Many of the commentators argue that “naming” something means to exercise dominion over them. Fruchtenbaum is right when he writes, “Adam is given authority over the animal kingdom and told to have dominion over three things: first, the fish of the sea; secondly, the birds of the heavens; and thirdly, every living thing that moves upon the earth. The first exercise of Adam’s special authority over the animal kingdom is when he names the animals in chapter 2.”[2] But I’m thinking the naming feature is more than that. It’s to have some kind of affinity towards.

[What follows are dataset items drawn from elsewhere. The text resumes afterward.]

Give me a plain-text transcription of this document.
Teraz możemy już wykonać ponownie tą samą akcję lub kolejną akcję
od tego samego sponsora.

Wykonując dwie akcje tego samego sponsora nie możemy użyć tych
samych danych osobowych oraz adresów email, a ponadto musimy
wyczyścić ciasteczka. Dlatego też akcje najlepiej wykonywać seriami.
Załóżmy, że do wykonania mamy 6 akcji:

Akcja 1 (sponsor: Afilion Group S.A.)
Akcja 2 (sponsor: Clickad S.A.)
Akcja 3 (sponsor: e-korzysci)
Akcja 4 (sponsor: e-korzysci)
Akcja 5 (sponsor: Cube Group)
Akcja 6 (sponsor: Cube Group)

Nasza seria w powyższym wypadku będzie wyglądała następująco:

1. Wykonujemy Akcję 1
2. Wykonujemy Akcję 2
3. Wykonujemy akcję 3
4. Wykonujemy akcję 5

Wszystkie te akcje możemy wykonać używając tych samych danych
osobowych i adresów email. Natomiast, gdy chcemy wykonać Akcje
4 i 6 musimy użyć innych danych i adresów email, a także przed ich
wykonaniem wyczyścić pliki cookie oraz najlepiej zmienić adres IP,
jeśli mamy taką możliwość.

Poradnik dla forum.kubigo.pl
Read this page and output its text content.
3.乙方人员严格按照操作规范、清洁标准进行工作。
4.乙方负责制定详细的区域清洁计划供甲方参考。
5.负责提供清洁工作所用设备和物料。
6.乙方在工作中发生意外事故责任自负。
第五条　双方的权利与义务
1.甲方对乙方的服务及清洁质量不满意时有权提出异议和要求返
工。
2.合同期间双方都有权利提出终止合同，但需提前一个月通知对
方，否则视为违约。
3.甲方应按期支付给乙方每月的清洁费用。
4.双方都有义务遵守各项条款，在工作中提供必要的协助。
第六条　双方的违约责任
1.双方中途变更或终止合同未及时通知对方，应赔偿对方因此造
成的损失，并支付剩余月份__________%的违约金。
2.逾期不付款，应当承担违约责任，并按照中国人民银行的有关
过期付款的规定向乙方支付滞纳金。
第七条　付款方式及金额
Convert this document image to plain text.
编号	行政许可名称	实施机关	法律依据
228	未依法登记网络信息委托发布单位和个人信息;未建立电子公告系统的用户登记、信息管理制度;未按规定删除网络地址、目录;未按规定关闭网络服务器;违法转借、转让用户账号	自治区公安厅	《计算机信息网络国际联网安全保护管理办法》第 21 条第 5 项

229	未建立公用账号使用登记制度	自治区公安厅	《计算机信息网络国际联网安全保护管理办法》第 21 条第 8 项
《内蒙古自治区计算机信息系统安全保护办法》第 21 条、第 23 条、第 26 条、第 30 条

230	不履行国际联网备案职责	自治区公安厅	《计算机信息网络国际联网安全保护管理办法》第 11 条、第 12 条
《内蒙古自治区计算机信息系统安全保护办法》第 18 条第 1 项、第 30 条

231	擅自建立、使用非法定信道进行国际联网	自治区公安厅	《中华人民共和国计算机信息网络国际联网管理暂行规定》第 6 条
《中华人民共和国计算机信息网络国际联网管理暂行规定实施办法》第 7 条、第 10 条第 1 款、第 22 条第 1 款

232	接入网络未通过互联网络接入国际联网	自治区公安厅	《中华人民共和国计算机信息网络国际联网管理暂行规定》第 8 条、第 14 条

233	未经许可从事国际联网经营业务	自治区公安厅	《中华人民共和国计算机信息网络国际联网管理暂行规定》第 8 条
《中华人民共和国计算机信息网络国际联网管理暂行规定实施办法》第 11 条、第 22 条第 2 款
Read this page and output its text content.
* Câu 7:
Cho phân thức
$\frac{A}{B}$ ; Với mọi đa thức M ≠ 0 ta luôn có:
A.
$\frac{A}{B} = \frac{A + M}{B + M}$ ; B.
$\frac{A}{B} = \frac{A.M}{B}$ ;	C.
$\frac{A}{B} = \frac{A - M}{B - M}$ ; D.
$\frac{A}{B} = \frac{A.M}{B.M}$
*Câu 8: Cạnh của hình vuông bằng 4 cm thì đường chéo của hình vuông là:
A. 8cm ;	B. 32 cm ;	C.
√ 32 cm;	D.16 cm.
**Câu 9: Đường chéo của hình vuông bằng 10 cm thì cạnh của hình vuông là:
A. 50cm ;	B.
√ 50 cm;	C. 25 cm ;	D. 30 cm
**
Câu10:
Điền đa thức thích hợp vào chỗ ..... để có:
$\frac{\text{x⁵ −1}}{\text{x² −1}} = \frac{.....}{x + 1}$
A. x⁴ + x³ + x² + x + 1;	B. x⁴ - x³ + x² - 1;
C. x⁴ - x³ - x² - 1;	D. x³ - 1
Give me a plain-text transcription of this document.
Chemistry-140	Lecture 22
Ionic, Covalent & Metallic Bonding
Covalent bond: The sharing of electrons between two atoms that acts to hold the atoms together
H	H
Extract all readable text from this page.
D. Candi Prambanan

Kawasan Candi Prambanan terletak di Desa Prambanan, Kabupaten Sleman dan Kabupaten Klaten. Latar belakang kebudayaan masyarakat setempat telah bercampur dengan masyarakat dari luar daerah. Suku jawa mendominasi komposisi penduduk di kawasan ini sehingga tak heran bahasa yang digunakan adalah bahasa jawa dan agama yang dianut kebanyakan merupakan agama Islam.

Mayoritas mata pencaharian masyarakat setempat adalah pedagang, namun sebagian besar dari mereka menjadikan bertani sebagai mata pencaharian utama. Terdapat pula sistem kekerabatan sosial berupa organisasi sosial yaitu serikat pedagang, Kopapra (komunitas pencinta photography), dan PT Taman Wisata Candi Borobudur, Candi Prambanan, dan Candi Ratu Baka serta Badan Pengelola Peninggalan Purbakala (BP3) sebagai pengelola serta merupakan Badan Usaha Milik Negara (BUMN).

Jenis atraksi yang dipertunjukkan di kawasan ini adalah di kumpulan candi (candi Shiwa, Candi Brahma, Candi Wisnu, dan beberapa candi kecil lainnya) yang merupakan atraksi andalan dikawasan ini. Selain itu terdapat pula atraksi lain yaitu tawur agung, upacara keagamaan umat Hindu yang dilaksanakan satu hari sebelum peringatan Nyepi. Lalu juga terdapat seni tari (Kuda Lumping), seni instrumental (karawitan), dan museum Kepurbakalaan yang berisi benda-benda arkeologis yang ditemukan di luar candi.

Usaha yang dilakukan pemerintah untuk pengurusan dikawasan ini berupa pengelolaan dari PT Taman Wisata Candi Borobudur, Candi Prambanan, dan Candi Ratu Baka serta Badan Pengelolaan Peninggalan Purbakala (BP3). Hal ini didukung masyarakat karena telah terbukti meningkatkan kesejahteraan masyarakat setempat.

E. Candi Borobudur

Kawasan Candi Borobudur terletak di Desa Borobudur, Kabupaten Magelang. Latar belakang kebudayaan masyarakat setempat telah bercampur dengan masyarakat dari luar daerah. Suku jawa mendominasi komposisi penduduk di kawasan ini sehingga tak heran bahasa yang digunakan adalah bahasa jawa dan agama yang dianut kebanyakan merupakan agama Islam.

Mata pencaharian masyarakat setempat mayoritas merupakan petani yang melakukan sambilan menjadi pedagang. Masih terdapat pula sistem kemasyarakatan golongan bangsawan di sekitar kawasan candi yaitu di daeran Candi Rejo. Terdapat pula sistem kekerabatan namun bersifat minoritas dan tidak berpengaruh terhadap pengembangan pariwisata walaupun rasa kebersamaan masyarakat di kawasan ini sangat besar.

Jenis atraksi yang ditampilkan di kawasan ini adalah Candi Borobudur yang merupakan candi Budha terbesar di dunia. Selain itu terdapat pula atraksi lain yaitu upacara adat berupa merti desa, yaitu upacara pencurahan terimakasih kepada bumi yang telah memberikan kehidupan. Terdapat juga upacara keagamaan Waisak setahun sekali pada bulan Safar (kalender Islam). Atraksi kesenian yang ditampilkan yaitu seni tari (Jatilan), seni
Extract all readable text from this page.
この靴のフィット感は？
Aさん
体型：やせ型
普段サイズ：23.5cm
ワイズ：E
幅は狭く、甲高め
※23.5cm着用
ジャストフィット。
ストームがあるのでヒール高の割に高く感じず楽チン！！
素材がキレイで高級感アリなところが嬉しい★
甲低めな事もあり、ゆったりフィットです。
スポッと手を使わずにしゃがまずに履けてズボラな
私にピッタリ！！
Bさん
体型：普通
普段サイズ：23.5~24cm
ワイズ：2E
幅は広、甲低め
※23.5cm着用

When my wife grew up in a small country town of Norco, California, they purchased a calf to raise as food. And sure enough the kids in the family named it! They’ll all tell you how hard it was to send Sparky to the butcher a year or so later. I think Westermann has it right. He writes, “The exercise of dominion does not begin with the use or exploitation of the animals for human ends. The meaning is not, as most interpreters think, that the man acquires power over the animals by naming them. (This is quite a different notion; the one who knows the name of a being can by this knowledge dispose of it.) But rather that the man gives the animals their names and thereby puts them into a place in his world.”[3] Thus, after the fall when God sacrificed the lamb to make coverings “atonement” for the sin of Adam and Eve it was a very traumatic experience. Imagine how the Father who gave his only Son, who had been given the name above every name, as the “atonement” for my sins and your sins as well as the sins of the world. No wonder the sky turned black and Jesus cried out, “My God, My God, why have you forsaken me.”

[1] Boice, James Montgomery. 1998. Genesis: An Expositional Commentary. Grand Rapids, MI: Baker Books.

[2] Fruchtenbaum, Arnold G. 1983. The Messianic Bible Study Collection. Vol. 186. Tustin, CA: Ariel Ministries.

[3] Westermann, Claus. 1994. A Continental Commentary: Genesis 1–11. Minneapolis, MN: Fortress Press.